Indians accounted for 44 percent of its total 738 million installs in 2019, indicating the popularity boom in just three years since its launch in a country that has over 400 million internet users with access to some of the world’s cheapest data services, according to market analyst Sensor Tower.
So what is driving Indians so crazy about the app owned by the China-based ByteDance?
“Making videos is very easy, quick and fun. I record my videos hoping that they will go viral,” Rajeev, 17, a TikTok user in New Delhi, told EFE.
“I know I can be famous. (It) is a matter of keep trying and trying,” he said, recording his latest clip in the capital’s Connaught Place, a popular destination for youngsters shooting videos with a hope to earn quick money and fame.
TikTok content includes dance and singing performances and educational and motivational videos.

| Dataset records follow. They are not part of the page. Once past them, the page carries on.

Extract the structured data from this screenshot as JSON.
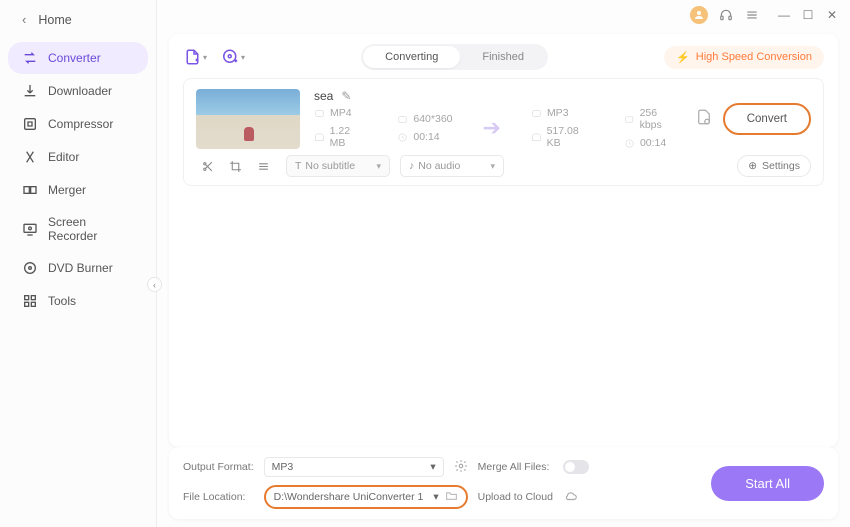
{
  "home": "Home",
  "sidebar": [
    {
      "label": "Converter"
    },
    {
      "label": "Downloader"
    },
    {
      "label": "Compressor"
    },
    {
      "label": "Editor"
    },
    {
      "label": "Merger"
    },
    {
      "label": "Screen Recorder"
    },
    {
      "label": "DVD Burner"
    },
    {
      "label": "Tools"
    }
  ],
  "tabs": {
    "converting": "Converting",
    "finished": "Finished"
  },
  "highspeed": "High Speed Conversion",
  "file": {
    "name": "sea",
    "src_fmt": "MP4",
    "src_res": "640*360",
    "src_size": "1.22 MB",
    "src_dur": "00:14",
    "dst_fmt": "MP3",
    "dst_br": "256 kbps",
    "dst_size": "517.08 KB",
    "dst_dur": "00:14",
    "subtitle": "No subtitle",
    "audio": "No audio",
    "settings": "Settings",
    "convert": "Convert"
  },
  "footer": {
    "output_format_lbl": "Output Format:",
    "output_format": "MP3",
    "merge_lbl": "Merge All Files:",
    "file_location_lbl": "File Location:",
    "file_location": "D:\\Wondershare UniConverter 1",
    "upload_lbl": "Upload to Cloud",
    "start_all": "Start All"
  }
}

“I create short lessons on the English language with explanations in Hindi. I cover everything about English, from grammar to vocabulary. I teach in a funny and interesting manner, through sketches, mimicry, role-plays,” Awal Madaan, a TikTok influencer with a whopping 7.1 million followers, told EFE.
Madaan emphasized on its ease of use, adding that a one-minute video can be made and posted within five minutes.
“I don’t need anything apart from my phone. The TikTok app contains all the editing tools, from sound to visual effects. A concept can strike you at any time. I have shot videos attending a wedding or eating at a roadside shack.”
However, the application has had its share of controversies in India amid concerns over the reported inappropriate content, including pornography.
In April, a south Indian court imposed a ban, calling it “dangerous for children.” However, it was lifted three weeks later after the company said it had taken measures to filter objectionable content.
The app has also faced heat over the ramifications of its access to user data. The United States Navy banned its employees from using it amid growing concerns over the massive influence of Chinese companies that are required to share information with the China government.
“There are concerns related to this growing app: data security and regulations. Data security has been a major concern (…) for the social networking sites; it is a nightmare along with the data privacy. At times, it is seen as a tool to spread propaganda, create instability,” Aamir Khan, a senior IT analyst with an international consultancy in India, told EFE.
“TikTok (…) it is not immune to misuse. Its rapid popularity is a major concern for authorities. In government scenario, it is another social media platform that they would like to regulate (and) control,” he said.
However, the users in India have remained largely unaffected.
“The value for personal data and concern for privacy is relatively low in India,” PV Ilavarasan, a professor of information systems at Delhi’s Indian Institute of Technology, told EFE.
She said the availability of content in visual form and Indian languages was one of the main factors behind the app’s popularity even in small Indian towns and villages.
“The number of smartphone users is growing in India and TikTok is a visual media. These two things combine very well because a lot of people wouldn’t be reading or typing (…) would prefer to use a more convenient visual media,” said Aasim Khan, another professor at the department of social sciences in IIT Delhi.
In July last year, TikTok said it would be investing over $1 billion in India over the next three years, focusing on developing infrastructure and establishing local partnerships.
“We are grateful for the immense support given to us by India’s growing digital community. India is one of our strongest markets,” it said.
According to Sensor Tower, TikTok was the second most downloaded non-gaming app worldwide in 2019, only behind WhatsApp, with more than 738 million installs, a 30 percent increase year-on-year.
Its parent firm ByteDance, which runs a similar but separate app, Douyin, in China, was one of the world’s most valuable startups, valued around $78 billion in November 2018.